Gene network information is believed to be beneficial for disease module and pathway identification, but has not been explicitly utilized in the standard random forest (RF) algorithm for gene expression data analysis. We investigate the performance of a network-guided RF where the network information is summarized into a sampling probability of predictor variables which is further used in the construction of the RF. Our simulation results suggest that network-guided RF does not provide better disease prediction than the standard RF. In terms of disease gene discovery, if disease genes form module(s), network-guided RF identifies them more accurately. In addition, when disease status is independent from genes in the given network, spurious gene selection results can occur when using network information, especially on hub genes. Our empirical analysis on two balanced microarray and RNA-Seq breast cancer datasets from The Cancer Genome Atlas (TCGA) for classification of progesterone receptor (PR) status also demonstrates that network-guided RF can identify genes from PGR-related pathways, which leads to a better connected module of identified genes. Gene networks can provide additional information to aid the gene expression analysis for disease module and pathway identification. But they need to be used with caution and validation on the results need to be carried out to guard against spurious gene selection. More robust approaches to incorporate such information into RF construction also warrant further study.

求助全文

通过发布文献求助，成功后即可免费获取论文全文。

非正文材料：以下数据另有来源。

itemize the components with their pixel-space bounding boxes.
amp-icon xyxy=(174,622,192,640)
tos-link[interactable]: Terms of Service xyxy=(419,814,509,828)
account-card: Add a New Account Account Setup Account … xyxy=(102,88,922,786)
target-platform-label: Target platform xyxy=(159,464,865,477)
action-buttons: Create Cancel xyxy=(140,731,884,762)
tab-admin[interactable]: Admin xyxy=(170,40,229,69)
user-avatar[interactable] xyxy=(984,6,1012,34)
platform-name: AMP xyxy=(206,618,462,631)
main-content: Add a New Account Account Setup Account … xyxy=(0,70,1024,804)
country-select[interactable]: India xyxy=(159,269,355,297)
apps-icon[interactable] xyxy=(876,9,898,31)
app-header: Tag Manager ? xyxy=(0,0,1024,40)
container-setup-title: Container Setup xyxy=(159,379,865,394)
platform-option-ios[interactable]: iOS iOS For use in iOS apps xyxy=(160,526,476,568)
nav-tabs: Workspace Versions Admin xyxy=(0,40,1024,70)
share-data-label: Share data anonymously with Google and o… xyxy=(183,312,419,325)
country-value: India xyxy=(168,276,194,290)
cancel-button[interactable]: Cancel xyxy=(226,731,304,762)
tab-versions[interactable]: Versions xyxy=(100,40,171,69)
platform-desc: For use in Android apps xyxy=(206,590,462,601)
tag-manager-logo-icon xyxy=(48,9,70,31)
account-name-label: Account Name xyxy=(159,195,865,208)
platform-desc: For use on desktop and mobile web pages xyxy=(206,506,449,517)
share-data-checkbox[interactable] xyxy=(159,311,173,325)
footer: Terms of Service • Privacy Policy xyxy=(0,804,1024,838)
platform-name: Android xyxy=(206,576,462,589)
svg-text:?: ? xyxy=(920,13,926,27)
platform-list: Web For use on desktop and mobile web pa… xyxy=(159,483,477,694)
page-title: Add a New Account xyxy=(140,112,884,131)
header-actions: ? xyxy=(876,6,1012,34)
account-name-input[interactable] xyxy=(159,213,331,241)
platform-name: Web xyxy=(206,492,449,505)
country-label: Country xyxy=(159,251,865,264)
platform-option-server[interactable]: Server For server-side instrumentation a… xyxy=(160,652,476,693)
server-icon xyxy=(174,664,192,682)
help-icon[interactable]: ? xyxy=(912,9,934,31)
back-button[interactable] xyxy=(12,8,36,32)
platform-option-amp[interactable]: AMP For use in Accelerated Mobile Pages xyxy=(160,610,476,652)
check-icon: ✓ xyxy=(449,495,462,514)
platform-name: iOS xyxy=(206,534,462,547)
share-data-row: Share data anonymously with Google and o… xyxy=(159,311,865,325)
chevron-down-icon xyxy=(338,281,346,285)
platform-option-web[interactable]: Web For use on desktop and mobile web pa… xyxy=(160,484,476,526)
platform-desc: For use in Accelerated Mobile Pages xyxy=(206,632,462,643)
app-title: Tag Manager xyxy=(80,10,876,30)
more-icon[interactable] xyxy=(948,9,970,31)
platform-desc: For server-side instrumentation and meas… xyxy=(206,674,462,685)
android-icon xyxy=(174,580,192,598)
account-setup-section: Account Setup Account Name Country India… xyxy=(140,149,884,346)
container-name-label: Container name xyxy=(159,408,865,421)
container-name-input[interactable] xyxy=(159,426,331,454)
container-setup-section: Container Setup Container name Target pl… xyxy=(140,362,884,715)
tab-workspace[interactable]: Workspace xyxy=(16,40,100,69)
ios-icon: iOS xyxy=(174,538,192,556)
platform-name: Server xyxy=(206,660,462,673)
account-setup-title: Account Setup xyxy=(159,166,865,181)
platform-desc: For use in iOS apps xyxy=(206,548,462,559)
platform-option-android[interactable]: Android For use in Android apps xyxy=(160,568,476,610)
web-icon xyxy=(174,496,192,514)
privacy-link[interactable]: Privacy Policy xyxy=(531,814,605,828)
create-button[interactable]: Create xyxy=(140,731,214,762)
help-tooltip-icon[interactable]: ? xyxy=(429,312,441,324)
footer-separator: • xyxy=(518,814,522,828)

去求助

来源期刊

Biodata Mining MATHEMATICAL & COMPUTATIONAL BIOLOGY-

CiteScore

7.90

自引率

0.00%

发文量

审稿时长

23 weeks

期刊介绍： BioData Mining is an open access, open peer-reviewed journal encompassing research on all aspects of data mining applied to high-dimensional biological and biomedical data, focusing on computational aspects of knowledge discovery from large-scale genetic, transcriptomic, genomic, proteomic, and metabolomic data. Topical areas include, but are not limited to: -Development, evaluation, and application of novel data mining and machine learning algorithms. -Adaptation, evaluation, and application of traditional data mining and machine learning algorithms. -Open-source software for the application of data mining and machine learning algorithms. -Design, development and integration of databases, software and web services for the storage, management, retrieval, and analysis of data from large scale studies. -Pre-processing, post-processing, modeling, and interpretation of data mining and machine learning results for biological interpretation and knowledge discovery.